Selected sections of the SIPOA Comprehensive Plan 2018 which address island wide environmental concerns were discussed. The plan does recognize critical environmental issues such as climate change, sea level rise, flooding, etc. However, the role of developing mitigative strategies to address these concerns rests with other committees and it is not clear that the EC will be part of the planning process. Con Constandis will discuss with the SIPOA Board the concept of ensuring EC input into the planning process for these environmental issues.
BOEM has asked for public input regarding the proposed development of off shore wind energy. The original deadline, which was May 21, has been extended to July 5. BOEM is currently preparing an environmental assessment which to characterize the potential environmental impacts (adverse and beneficial) associated with the proposed action. The EC felt it would be appropriate for the Town of Seabrook Island to express approval of the concept of off shore wind energy development.
Barry Shedrow drafted the following proposed statement to send to the SIPOA Board for recommendation to the Town of Seabrook Island:
The Town of Seabrook Island favors the concept of offshore wind energy development providing there are not significant adverse environmental impacts associated with project construction, operation, and decommissioning. We look forward to reviewing the draft NEPA review of the potential environmental impacts associated with issuing commercial wind leases and conducting site assessments off of the South Carolina coast.
Barry Shedrow presented a fact sheet regarding the impacts of sea level rise on Seabrook Island. An area of significant concern is the resultant rise of the island’s water table.
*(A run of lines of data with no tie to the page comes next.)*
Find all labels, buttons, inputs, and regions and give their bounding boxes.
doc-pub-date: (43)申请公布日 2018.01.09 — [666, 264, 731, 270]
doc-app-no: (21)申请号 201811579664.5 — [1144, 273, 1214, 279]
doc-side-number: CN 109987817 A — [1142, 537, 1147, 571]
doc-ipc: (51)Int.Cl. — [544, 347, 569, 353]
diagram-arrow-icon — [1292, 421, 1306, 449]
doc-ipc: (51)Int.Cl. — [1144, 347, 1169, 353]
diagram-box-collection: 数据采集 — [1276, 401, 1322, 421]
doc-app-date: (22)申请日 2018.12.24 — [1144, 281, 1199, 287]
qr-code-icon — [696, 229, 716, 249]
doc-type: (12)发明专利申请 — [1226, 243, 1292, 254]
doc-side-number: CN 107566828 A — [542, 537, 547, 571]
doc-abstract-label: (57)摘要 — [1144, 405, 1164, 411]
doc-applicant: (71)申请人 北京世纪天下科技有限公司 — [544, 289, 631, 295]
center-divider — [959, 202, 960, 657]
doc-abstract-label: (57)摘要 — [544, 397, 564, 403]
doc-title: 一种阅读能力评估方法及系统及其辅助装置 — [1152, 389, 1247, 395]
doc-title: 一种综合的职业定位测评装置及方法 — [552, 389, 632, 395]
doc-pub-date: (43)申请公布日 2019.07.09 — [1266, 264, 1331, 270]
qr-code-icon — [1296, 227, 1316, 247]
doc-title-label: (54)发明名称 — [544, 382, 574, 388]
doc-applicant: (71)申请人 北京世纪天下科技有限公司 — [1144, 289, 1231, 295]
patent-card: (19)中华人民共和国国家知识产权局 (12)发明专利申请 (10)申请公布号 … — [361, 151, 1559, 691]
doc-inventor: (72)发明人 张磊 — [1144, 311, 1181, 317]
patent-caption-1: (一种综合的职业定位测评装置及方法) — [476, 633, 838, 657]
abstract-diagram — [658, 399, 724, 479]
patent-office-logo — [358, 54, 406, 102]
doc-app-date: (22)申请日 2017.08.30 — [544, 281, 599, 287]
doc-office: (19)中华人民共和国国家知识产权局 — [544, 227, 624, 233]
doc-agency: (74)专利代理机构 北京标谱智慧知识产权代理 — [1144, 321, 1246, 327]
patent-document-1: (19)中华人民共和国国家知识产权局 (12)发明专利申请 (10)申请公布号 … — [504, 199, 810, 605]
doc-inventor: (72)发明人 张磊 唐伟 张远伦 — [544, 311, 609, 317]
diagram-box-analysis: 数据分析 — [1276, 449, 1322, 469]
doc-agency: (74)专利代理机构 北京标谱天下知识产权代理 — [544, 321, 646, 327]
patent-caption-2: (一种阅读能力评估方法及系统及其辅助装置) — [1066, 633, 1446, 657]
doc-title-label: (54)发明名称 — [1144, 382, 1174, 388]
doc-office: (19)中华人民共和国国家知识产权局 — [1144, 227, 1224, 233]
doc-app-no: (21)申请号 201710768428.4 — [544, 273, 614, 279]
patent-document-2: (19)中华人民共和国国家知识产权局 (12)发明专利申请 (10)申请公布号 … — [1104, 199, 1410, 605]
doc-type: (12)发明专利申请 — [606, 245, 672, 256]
The could ultimately impact underground utilities (pipes, cables, etc) and the island’s biota (plants and animals). A rising water table would also reduce the soil’s capacity to absorb storm runoff, thereby increasing surface flooding.
The Dolphin Watch is in full swing. Volunteers spend 2 hours before and after day time low tide by the Kiawah River. There has been a lot of activity and generally people observing strand feeding are positive about the guidelines presented by the resident volunteers. Data is being reported on paper, however, Philip Miller is developing an app to collect this data and it can be sent directly to the DNR electronically.
There will be continued study on Mission Blue and potential benefits for Seabrook Island.